I climb the gate. In the middle of intensive agriculture beribboned by fast roads I see woodland billowing along the route of the river. I paddle in a shallow concrete tractor ford, find gamebird cages and a water pump half-heartedly fenced off by orange plastic barrier fencing mesh. There are weirs, and lethal bridges above deep dark water. I test them with one foot and back off. I admire the old willows on narrow meanders set way back from the nearest houses and footpaths.
A ball bobs in a weir, river water neatly sluicing it in its infinite orbit, like a kinetic sculpture in a gallery, or a garden centre 'water feature'. I stare at it, transfixed by this colourful trash like an idle 80s executive with his chrome desk toy.

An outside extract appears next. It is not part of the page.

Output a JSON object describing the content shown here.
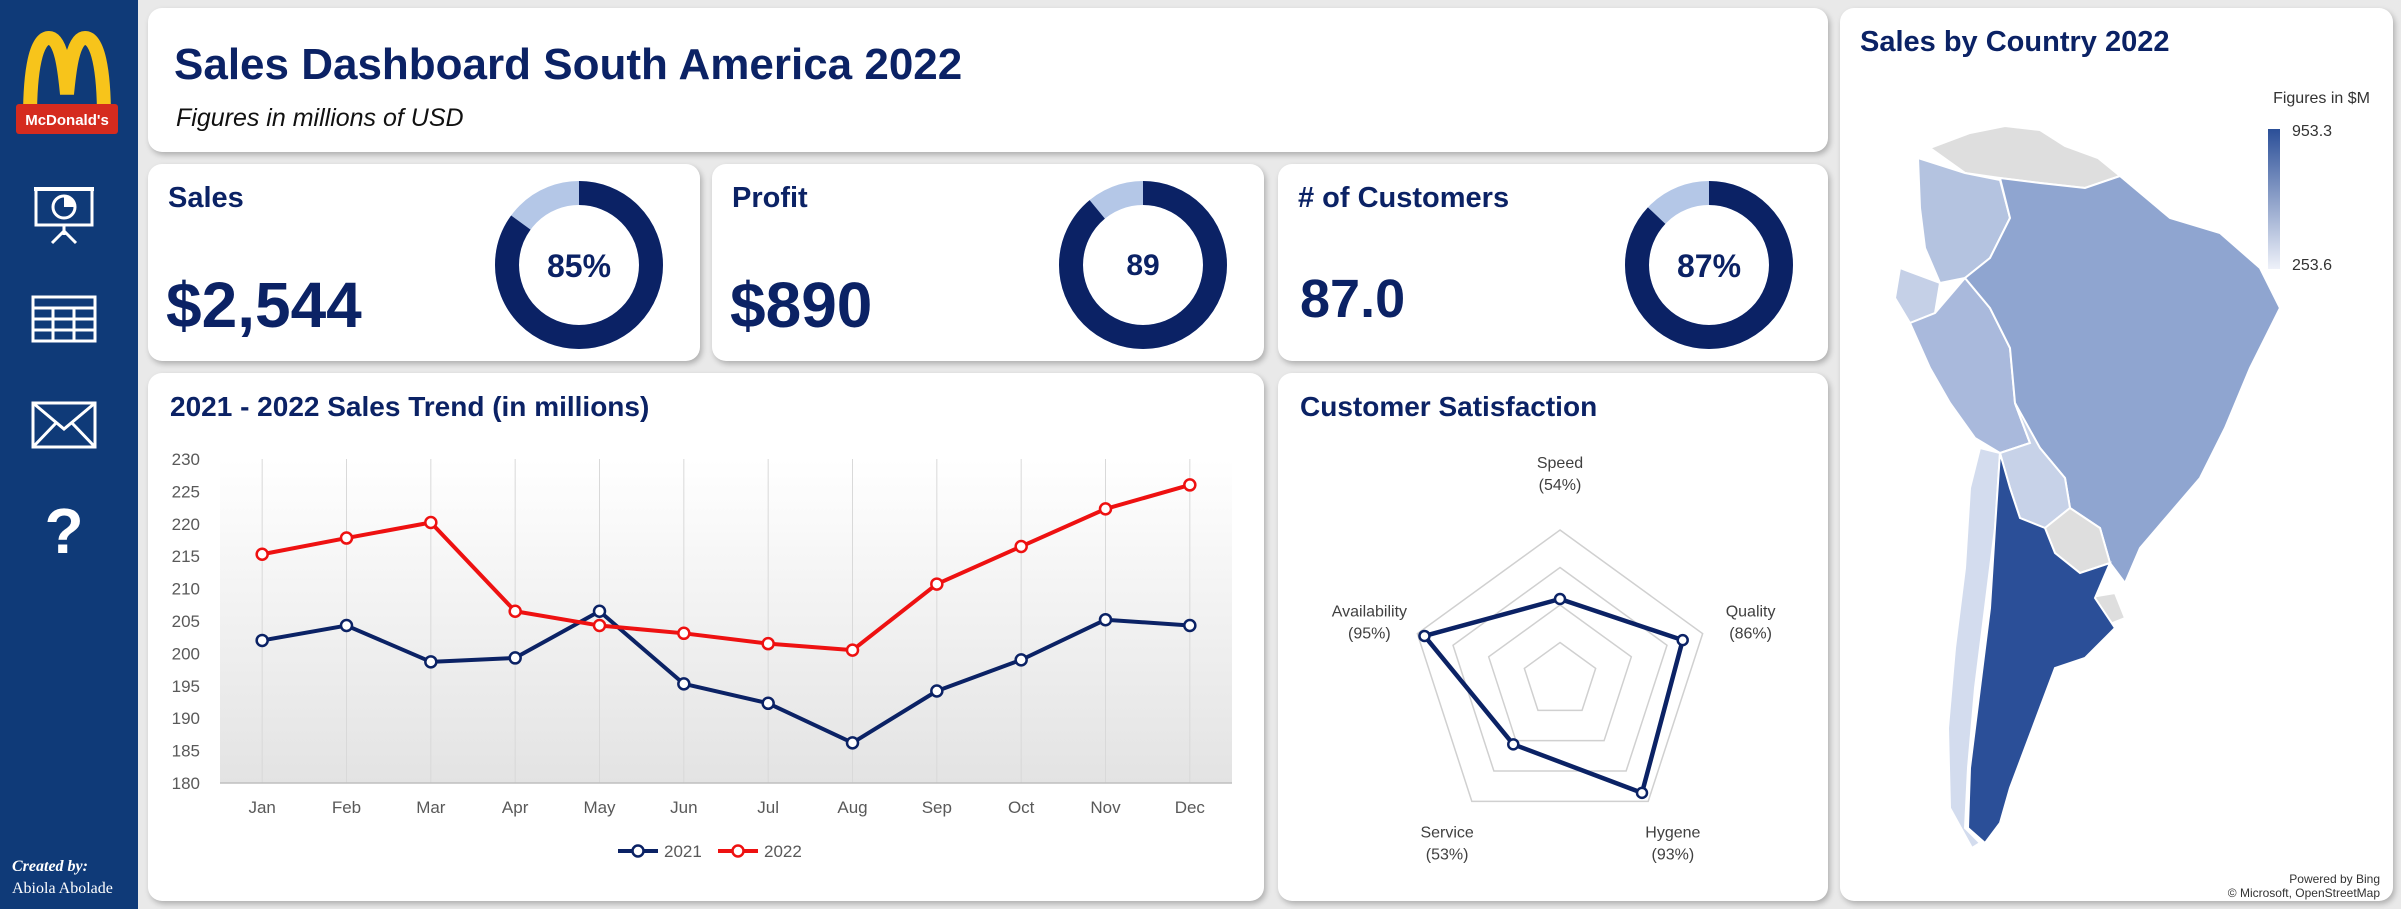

I arrive at a lake that is tightly wrapped as if straight out of a factory. Pond liner spreads up the banks and immerses bushes on a tiny island. There are flotillas of ducks, and a dot. The dot is a dabchick. The birds don't look like part of a landscape, they look like toys. The only vegetation appears to be algal blooms that puts me off the mad idea of a future swim. The lake is strictly fenced off.

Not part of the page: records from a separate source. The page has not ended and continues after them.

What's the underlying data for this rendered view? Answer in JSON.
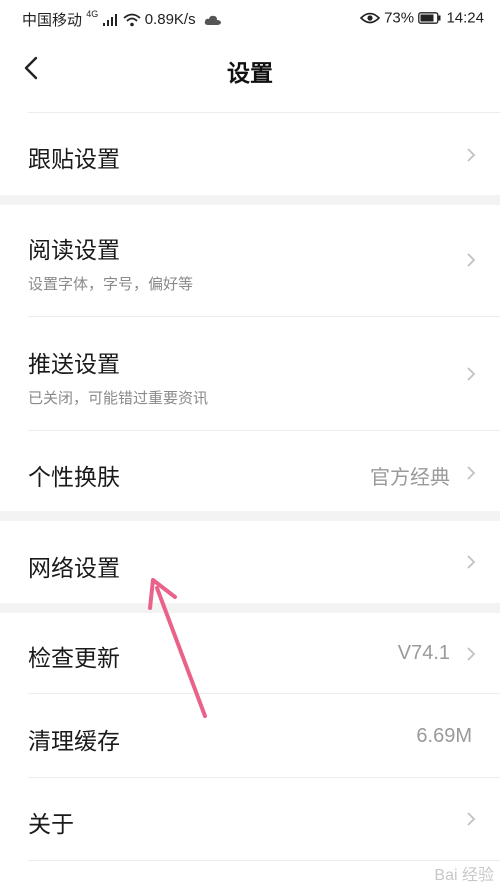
{
  "status_bar": {
    "carrier": "中国移动",
    "network": "4G",
    "speed": "0.89K/s",
    "battery": "73%",
    "time": "14:24"
  },
  "header": {
    "title": "设置"
  },
  "settings": {
    "tiegen": {
      "label": "跟贴设置"
    },
    "reading": {
      "label": "阅读设置",
      "sub": "设置字体，字号，偏好等"
    },
    "push": {
      "label": "推送设置",
      "sub": "已关闭，可能错过重要资讯"
    },
    "skin": {
      "label": "个性换肤",
      "value": "官方经典"
    },
    "network": {
      "label": "网络设置"
    },
    "update": {
      "label": "检查更新",
      "value": "V74.1"
    },
    "cache": {
      "label": "清理缓存",
      "value": "6.69M"
    },
    "about": {
      "label": "关于"
    }
  },
  "watermark": {
    "text": "Bai 经验"
  },
  "colors": {
    "arrow": "#e8628a",
    "chevron": "#c2c2c2"
  },
  "icons": [
    "signal-icon",
    "wifi-icon",
    "cloud-icon",
    "eye-icon",
    "battery-icon",
    "back-icon",
    "chevron-right-icon",
    "annotation-arrow"
  ]
}
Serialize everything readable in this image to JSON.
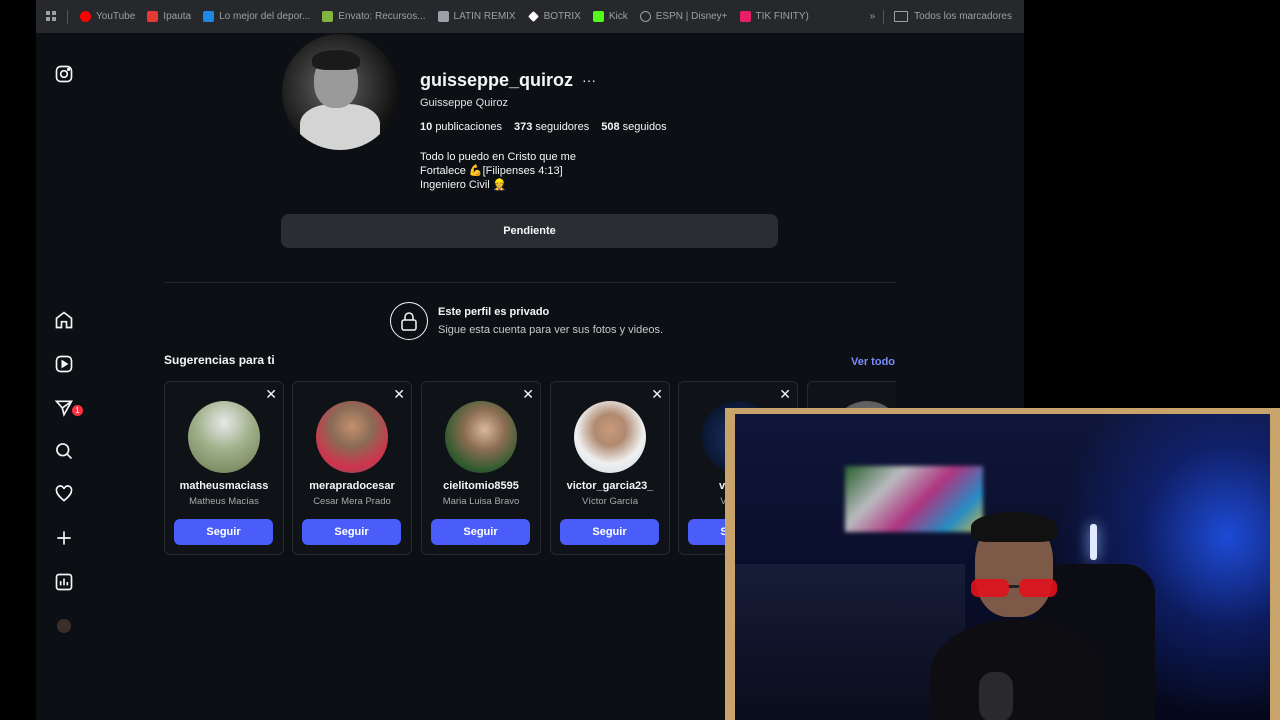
{
  "bookmarks": {
    "items": [
      {
        "label": "YouTube",
        "icon": "youtube-icon",
        "color": "#ff0000"
      },
      {
        "label": "Ipauta",
        "icon": "ipauta-icon",
        "color": "#e53935"
      },
      {
        "label": "Lo mejor del depor...",
        "icon": "sports-icon",
        "color": "#1e88e5"
      },
      {
        "label": "Envato: Recursos...",
        "icon": "envato-icon",
        "color": "#81b441"
      },
      {
        "label": "LATIN REMIX",
        "icon": "image-icon",
        "color": "#9aa0a6"
      },
      {
        "label": "BOTRIX",
        "icon": "botrix-icon",
        "color": "#ffffff"
      },
      {
        "label": "Kick",
        "icon": "kick-icon",
        "color": "#53fc18"
      },
      {
        "label": "ESPN | Disney+",
        "icon": "globe-icon",
        "color": "#9aa0a6"
      },
      {
        "label": "TIK FINITY)",
        "icon": "tikfinity-icon",
        "color": "#e91e63"
      }
    ],
    "more": "»",
    "all_label": "Todos los marcadores"
  },
  "profile": {
    "username": "guisseppe_quiroz",
    "options": "···",
    "full_name": "Guisseppe Quiroz",
    "posts_count": "10",
    "posts_label": "publicaciones",
    "followers_count": "373",
    "followers_label": "seguidores",
    "following_count": "508",
    "following_label": "seguidos",
    "bio_line1": "Todo lo puedo en Cristo que me",
    "bio_line2": "Fortalece 💪[Filipenses 4:13]",
    "bio_line3": "Ingeniero Civil 👷",
    "pending_label": "Pendiente"
  },
  "private": {
    "title": "Este perfil es privado",
    "subtitle": "Sigue esta cuenta para ver sus fotos y videos."
  },
  "suggestions": {
    "title": "Sugerencias para ti",
    "see_all": "Ver todo",
    "follow_label": "Seguir",
    "cards": [
      {
        "username": "matheusmaciass",
        "name": "Matheus Macías",
        "color": "#7a8a6a"
      },
      {
        "username": "merapradocesar",
        "name": "Cesar Mera Prado",
        "color": "#c0394f"
      },
      {
        "username": "cielitomio8595",
        "name": "Maria Luisa Bravo",
        "color": "#6b5a3a"
      },
      {
        "username": "victor_garcia23_",
        "name": "Víctor García",
        "color": "#9bb0c8"
      },
      {
        "username": "vegasp",
        "name": "Vegas P",
        "color": "#0d1b3a"
      }
    ]
  },
  "sidebar": {
    "notification_count": "1"
  }
}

There are two hares, a small one and a larger one. Mother and child perhaps. Mother finds a hole in the fence and cycles away, legs as outlandish as a penny farthing bicycle. Child steps eagerly along the wire strands, sniffing for the way out. It can't seem to find the spot. I watch it stand on its hind legs, whiskers twitching. Exploring the impenetrable chicken-wire, it looked like a domestic bunny in a cage. Slowly it passes up and down, incompetent at the art of escape. Strangely there don't seem to be any holes and scrapes along here, as if nothing has tempted beasts into this territory. Vegetation is scant and they have no need for water because of the river and our summer's permanent puddles.

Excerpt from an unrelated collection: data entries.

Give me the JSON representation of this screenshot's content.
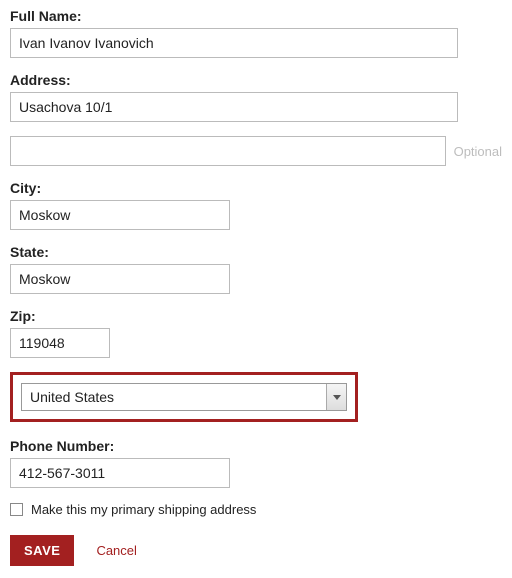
{
  "labels": {
    "fullName": "Full Name:",
    "address": "Address:",
    "city": "City:",
    "state": "State:",
    "zip": "Zip:",
    "phone": "Phone Number:"
  },
  "values": {
    "fullName": "Ivan Ivanov Ivanovich",
    "address1": "Usachova 10/1",
    "address2": "",
    "city": "Moskow",
    "state": "Moskow",
    "zip": "119048",
    "country": "United States",
    "phone": "412-567-3011"
  },
  "hints": {
    "optional": "Optional"
  },
  "checkbox": {
    "primaryLabel": "Make this my primary shipping address",
    "checked": false
  },
  "actions": {
    "save": "SAVE",
    "cancel": "Cancel"
  },
  "highlightColor": "#a32020"
}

While I make my own circuit I see the small hare racing laps of the lake's perimeter.
I climb the fence as soon as I can, using a log as a stepping stone and a willow branch to drop me gently without pricking rubber soles on barbed wire. A mallard flaps frantically with trailing wing; she must be leading me away from her nest. Lapwings do the same, and for this they earned the collective noun 'deceit'.
Now I arrive at a designated wildlife pond, a pond designed for life; this tiny hole is lush with reeds and flowers, and hides a coot's nest. Drakes in eclipse flatten themselves discreetly out of sight. In the middle of their moult they can't fly strongly but at my disturbance they eventually erupt.
Telegraph poles march me back home across rain-sodden barley flattened in whorls by wind and rain. In the foggy green ink of this damp dying day I note a single corn bunting silhouette on the wire, and a little owl swoops away from its perch on a speed limit sign.
* I learned the meaning of petrichor from the columnist with a flower in her surname.